Brudos managed to curb his fantasies and married in 1961. It was at about this time, however, that he began complaining of bad headaches and blackouts, finding the only way to ease the pains was to prowl the streets after dark, stealing ladies’ shoes and lacy underwear. From then on, he became more brazen, stalking women in and around Portland, Oregon.

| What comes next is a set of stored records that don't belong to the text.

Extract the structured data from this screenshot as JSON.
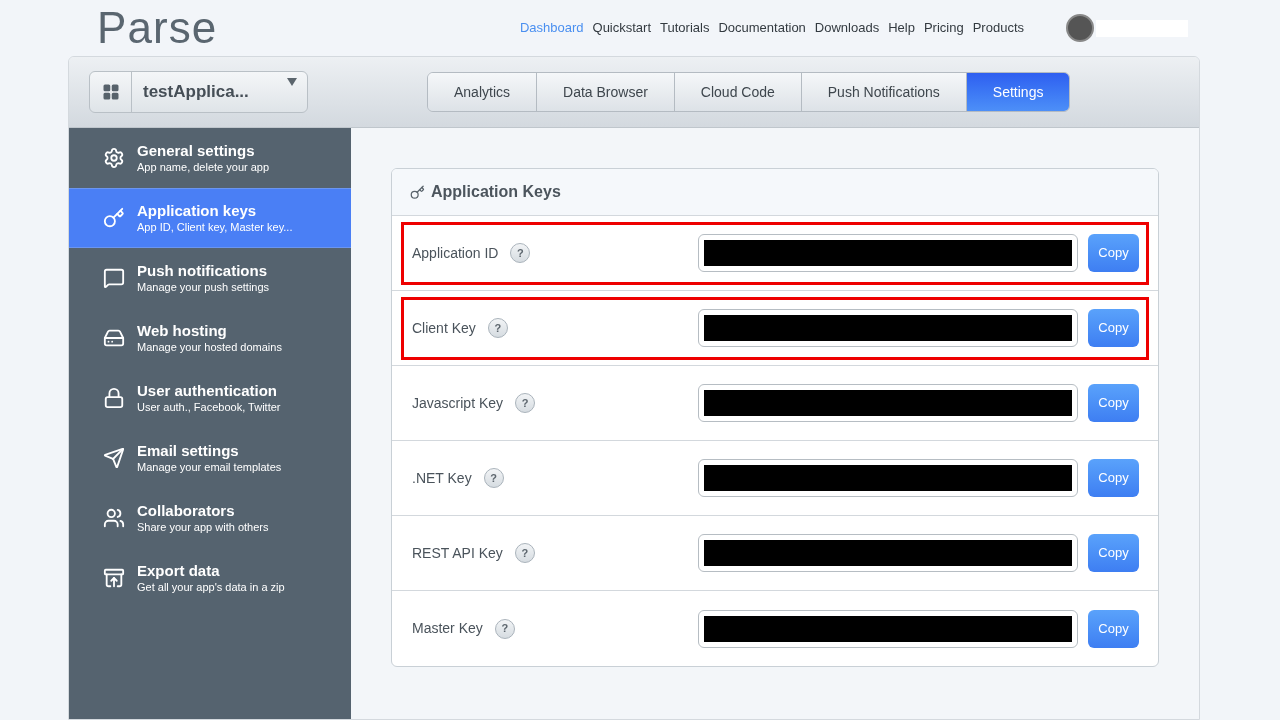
{
  "logo": "Parse",
  "nav": [
    {
      "label": "Dashboard",
      "selected": true
    },
    {
      "label": "Quickstart",
      "selected": false
    },
    {
      "label": "Tutorials",
      "selected": false
    },
    {
      "label": "Documentation",
      "selected": false
    },
    {
      "label": "Downloads",
      "selected": false
    },
    {
      "label": "Help",
      "selected": false
    },
    {
      "label": "Pricing",
      "selected": false
    },
    {
      "label": "Products",
      "selected": false
    }
  ],
  "app_selector": {
    "value": "testApplica..."
  },
  "tabs": [
    {
      "label": "Analytics",
      "selected": false
    },
    {
      "label": "Data Browser",
      "selected": false
    },
    {
      "label": "Cloud Code",
      "selected": false
    },
    {
      "label": "Push Notifications",
      "selected": false
    },
    {
      "label": "Settings",
      "selected": true
    }
  ],
  "sidebar": {
    "items": [
      {
        "title": "General settings",
        "subtitle": "App name, delete your app",
        "selected": false
      },
      {
        "title": "Application keys",
        "subtitle": "App ID, Client key, Master key...",
        "selected": true
      },
      {
        "title": "Push notifications",
        "subtitle": "Manage your push settings",
        "selected": false
      },
      {
        "title": "Web hosting",
        "subtitle": "Manage your hosted domains",
        "selected": false
      },
      {
        "title": "User authentication",
        "subtitle": "User auth., Facebook, Twitter",
        "selected": false
      },
      {
        "title": "Email settings",
        "subtitle": "Manage your email templates",
        "selected": false
      },
      {
        "title": "Collaborators",
        "subtitle": "Share your app with others",
        "selected": false
      },
      {
        "title": "Export data",
        "subtitle": "Get all your app's data in a zip",
        "selected": false
      }
    ]
  },
  "panel": {
    "title": "Application Keys",
    "keys": [
      {
        "label": "Application ID",
        "help": "?",
        "button": "Copy",
        "highlighted": true,
        "redacted": true
      },
      {
        "label": "Client Key",
        "help": "?",
        "button": "Copy",
        "highlighted": true,
        "redacted": true
      },
      {
        "label": "Javascript Key",
        "help": "?",
        "button": "Copy",
        "highlighted": false,
        "redacted": true
      },
      {
        "label": ".NET Key",
        "help": "?",
        "button": "Copy",
        "highlighted": false,
        "redacted": true
      },
      {
        "label": "REST API Key",
        "help": "?",
        "button": "Copy",
        "highlighted": false,
        "redacted": true
      },
      {
        "label": "Master Key",
        "help": "?",
        "button": "Copy",
        "highlighted": false,
        "redacted": true
      }
    ]
  }
}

On 26 January 1968, 19-year-old Linda Slawson disappeared while making her final house-call. She worked as a door-to-door saleswoman selling volumes of encyclopedias. On 21 April 1969, Sharon Wood, 24, left her secretarial job. She entered the basement level of a car park to look for her car. She sensed someone behind her and tried to return to an area where other people might be. But then someone tapped her shoulder and she turned around. A tall, podgy man confronted her, holding a pistol. He told her not to scream. She decided to fight him. She screamed and stepped away from him, but he grabbed her and held her in an arm-lock around the throat. He was twice her weight; she had barely a chance against him. She believed she was about to die. She kicked at him with her high-heeled shoes and screamed, grabbing the gun. Her attacker tried to silence her by putting his hand over her mouth; in an attempt to get him off she bit him, hard. She knew that she’d drawn blood. He tried to free himself but could not, so now he was struggling with her. He grabbed her hair and tried to force her to the floor, but she
continued to resist with all her strength. He slammed her head on the concrete, dazing her. She then heard a car coming and her attacker picked up the gun he’d dropped and ran off. She then passed out. Miraculously, Sharon Wood survived. However, the next victim would not be as fortunate.

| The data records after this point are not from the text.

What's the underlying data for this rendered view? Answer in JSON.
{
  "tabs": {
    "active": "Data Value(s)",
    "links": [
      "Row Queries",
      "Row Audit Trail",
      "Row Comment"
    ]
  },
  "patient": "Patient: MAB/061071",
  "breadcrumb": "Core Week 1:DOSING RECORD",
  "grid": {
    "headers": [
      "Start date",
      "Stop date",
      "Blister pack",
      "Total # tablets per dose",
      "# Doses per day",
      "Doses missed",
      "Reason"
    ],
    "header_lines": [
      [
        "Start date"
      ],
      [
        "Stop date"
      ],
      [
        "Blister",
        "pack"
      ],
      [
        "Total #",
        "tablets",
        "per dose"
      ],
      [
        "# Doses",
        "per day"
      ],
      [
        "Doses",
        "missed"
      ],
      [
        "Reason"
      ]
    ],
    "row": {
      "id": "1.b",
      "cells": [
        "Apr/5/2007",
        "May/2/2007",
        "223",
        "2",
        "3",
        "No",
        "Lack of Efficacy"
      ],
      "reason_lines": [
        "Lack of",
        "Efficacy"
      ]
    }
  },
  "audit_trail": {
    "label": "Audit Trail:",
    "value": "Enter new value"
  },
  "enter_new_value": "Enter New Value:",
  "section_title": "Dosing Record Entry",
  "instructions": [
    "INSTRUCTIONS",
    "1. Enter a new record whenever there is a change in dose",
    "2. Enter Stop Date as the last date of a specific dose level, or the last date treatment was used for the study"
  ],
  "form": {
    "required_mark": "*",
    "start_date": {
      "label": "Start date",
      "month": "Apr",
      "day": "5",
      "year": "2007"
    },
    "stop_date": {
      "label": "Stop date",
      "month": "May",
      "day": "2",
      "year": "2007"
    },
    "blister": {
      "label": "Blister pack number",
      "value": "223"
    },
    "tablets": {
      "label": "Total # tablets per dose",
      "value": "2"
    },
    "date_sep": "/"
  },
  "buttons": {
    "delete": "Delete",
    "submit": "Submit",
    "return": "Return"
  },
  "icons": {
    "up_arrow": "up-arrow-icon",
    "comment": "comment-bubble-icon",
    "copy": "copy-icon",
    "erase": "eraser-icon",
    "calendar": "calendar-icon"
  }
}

On 26 November 1968, another woman, Jan Whitney, 23, disappeared as she was on her way home. Her car was found locked in a lay-by. Four months later, on 27 March 1969, Karen Sprinker, 19, also went missing. She had failed to meet her mother for lunch. Her car was found in a car park near where she should have met her mother. Witnesses in the area described seeing a very tall and strange-looking man. One female witness said that when this person got close to her, she saw that he was in drag.

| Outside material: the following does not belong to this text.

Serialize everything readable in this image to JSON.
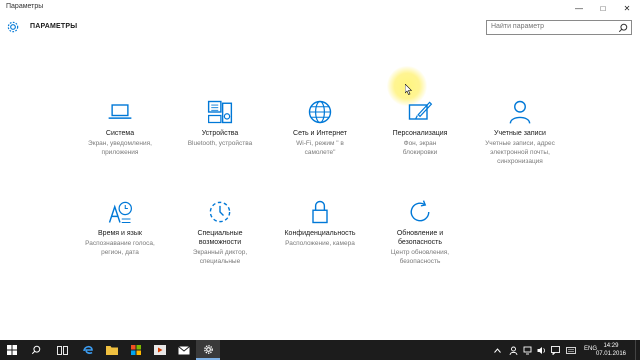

Four weeks later, Linda Salee, 22, disappeared from a shopping mall. She had gone to shop and was supposed to meet her boyfriend afterwards, but had failed to meet him that evening. Her car was later found abandoned. By now, the police saw a pattern emerging with the disappearances of all these young girls. Their worst fears were confirmed when the body of a woman was found by a fisherman in a nearby river. The body had been tied to an engine block in an attempt to weight it down. Closer examination showed that a nylon rope had been used to attach the body to the engine block. Copper wire had also been attached in a specific way, indicating that the killer may have been an electrician. It was believed that the cause of death was strangulation. They also found two small puncture wounds, each circled by a burn, on opposite sides of the rib cage, which appeared to have been caused by a needle. Dental records showed that the body was that of Linda Salee.